Jackson told ESPN's Lisa Salters that he didn't give 100 percent effort last season because he was worried about getting injured before signing a new contract. As a result, Jackson had a down year, catching just 58 passes for 961 yards and four touchdowns.
The 25-year-old Cal product got his contract this offseason, signing a five-year, $51 million extension. With that new contract in his hands, his production should theoretically increase this season.
Jackson can be one of the NFL's most explosive players when properly motivated. In 2010, he played 14 games and finished with just 47 catches, but he also racked up 1,056 yards for an average of 22.5 yards per catch.

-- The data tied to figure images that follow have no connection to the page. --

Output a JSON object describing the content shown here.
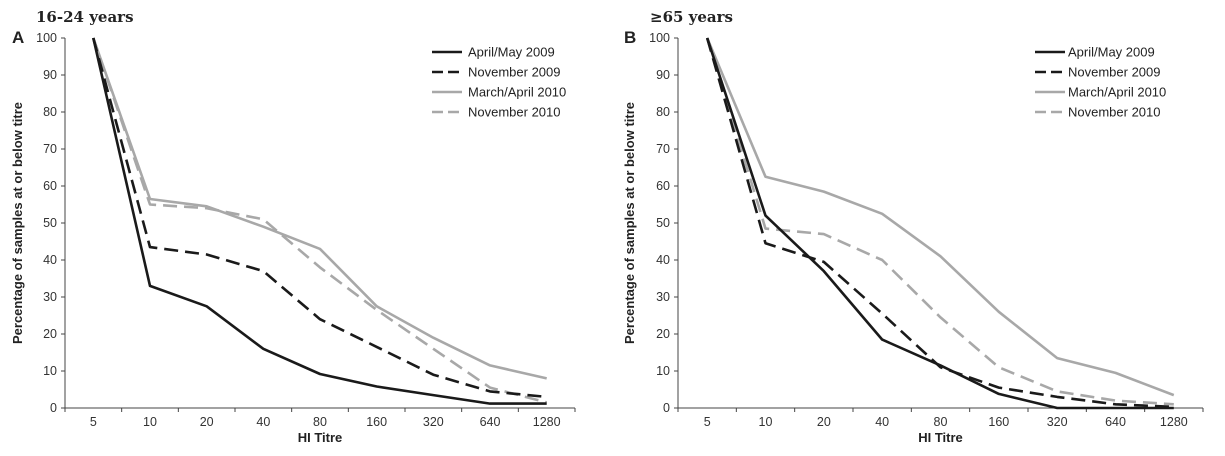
{
  "chart_data": [
    {
      "type": "line",
      "panel_label": "A",
      "title": "16-24 years",
      "xlabel": "HI Titre",
      "ylabel": "Percentage of samples at or below titre",
      "ylim": [
        0,
        100
      ],
      "yticks": [
        "0",
        "10",
        "20",
        "30",
        "40",
        "50",
        "60",
        "70",
        "80",
        "90",
        "100"
      ],
      "categories": [
        "5",
        "10",
        "20",
        "40",
        "80",
        "160",
        "320",
        "640",
        "1280"
      ],
      "legend_position": "top-right",
      "grid": false,
      "series": [
        {
          "name": "April/May 2009",
          "color": "#1a1a1a",
          "dash": "solid",
          "values": [
            100,
            33,
            27.5,
            16,
            9.2,
            5.8,
            3.5,
            1.2,
            1.2
          ]
        },
        {
          "name": "November 2009",
          "color": "#1a1a1a",
          "dash": "dashed",
          "values": [
            100,
            43.5,
            41.5,
            37,
            24,
            16.5,
            9,
            4.5,
            3
          ]
        },
        {
          "name": "March/April 2010",
          "color": "#a8a8a8",
          "dash": "solid",
          "values": [
            100,
            56.5,
            54.5,
            49,
            43,
            27.5,
            19,
            11.5,
            8
          ]
        },
        {
          "name": "November 2010",
          "color": "#a8a8a8",
          "dash": "dashed",
          "values": [
            100,
            55,
            54,
            51,
            38,
            26.5,
            16,
            5.5,
            1.5
          ]
        }
      ]
    },
    {
      "type": "line",
      "panel_label": "B",
      "title": "≥65 years",
      "xlabel": "HI Titre",
      "ylabel": "Percentage of samples at or below titre",
      "ylim": [
        0,
        100
      ],
      "yticks": [
        "0",
        "10",
        "20",
        "30",
        "40",
        "50",
        "60",
        "70",
        "80",
        "90",
        "100"
      ],
      "categories": [
        "5",
        "10",
        "20",
        "40",
        "80",
        "160",
        "320",
        "640",
        "1280"
      ],
      "legend_position": "top-right",
      "grid": false,
      "series": [
        {
          "name": "April/May 2009",
          "color": "#1a1a1a",
          "dash": "solid",
          "values": [
            100,
            52,
            37,
            18.5,
            11.5,
            3.8,
            0,
            0,
            0
          ]
        },
        {
          "name": "November 2009",
          "color": "#1a1a1a",
          "dash": "dashed",
          "values": [
            100,
            44.5,
            39.5,
            25.5,
            11,
            5.5,
            3,
            1,
            0.3
          ]
        },
        {
          "name": "March/April 2010",
          "color": "#a8a8a8",
          "dash": "solid",
          "values": [
            100,
            62.5,
            58.5,
            52.5,
            41,
            26,
            13.5,
            9.5,
            3.5
          ]
        },
        {
          "name": "November 2010",
          "color": "#a8a8a8",
          "dash": "dashed",
          "values": [
            100,
            48.5,
            47,
            40,
            24.5,
            11,
            4.5,
            2,
            1
          ]
        }
      ]
    }
  ]
}
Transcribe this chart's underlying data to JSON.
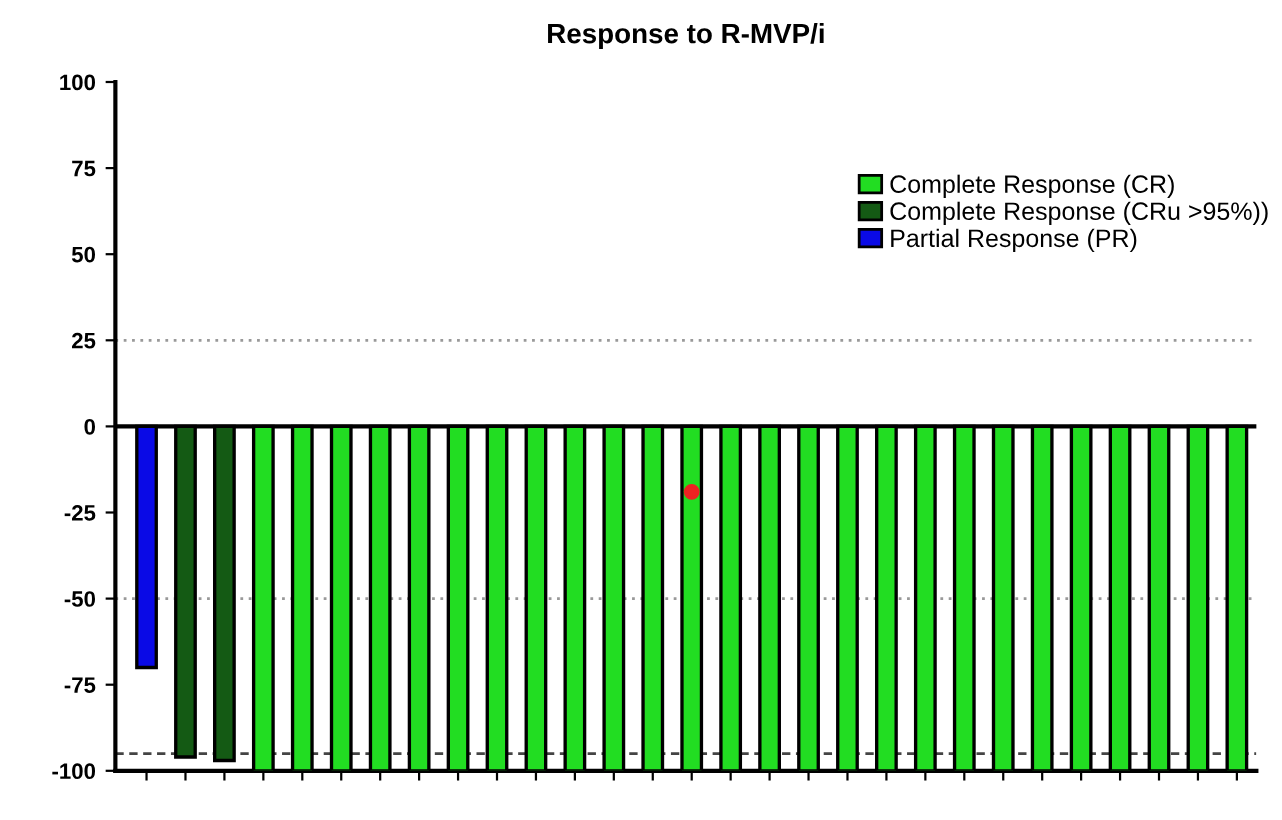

While Jeremy Maclin will certainly cut into his reception numbers, Jackson should still be able to make explosive plays. He should also see more single coverage thanks to Maclin's emergence and the continuing development of multi-threat running back LeSean McCoy.
If quarterback Michael Vick is healthy this season, Jackson should top 65 receptions, which would be a career high. I also expect him to be among the NFL leaders in yards per catch. He should finish the season with at least 1,100 yards and eight touchdowns as well.
In addition to his numbers, Jackson's speed and playmaking ability will open up the field for Philadelphia's offense. McCoy should find more running room, and Maclin will also face single coverage more often than not.
If he is properly motivated and healthy, Jackson is one of the most dangerous players in the NFL. Now that he has a new contract, there is no reason for him to hold back anymore. He should go back to being a playmaker the Eagles can rely on.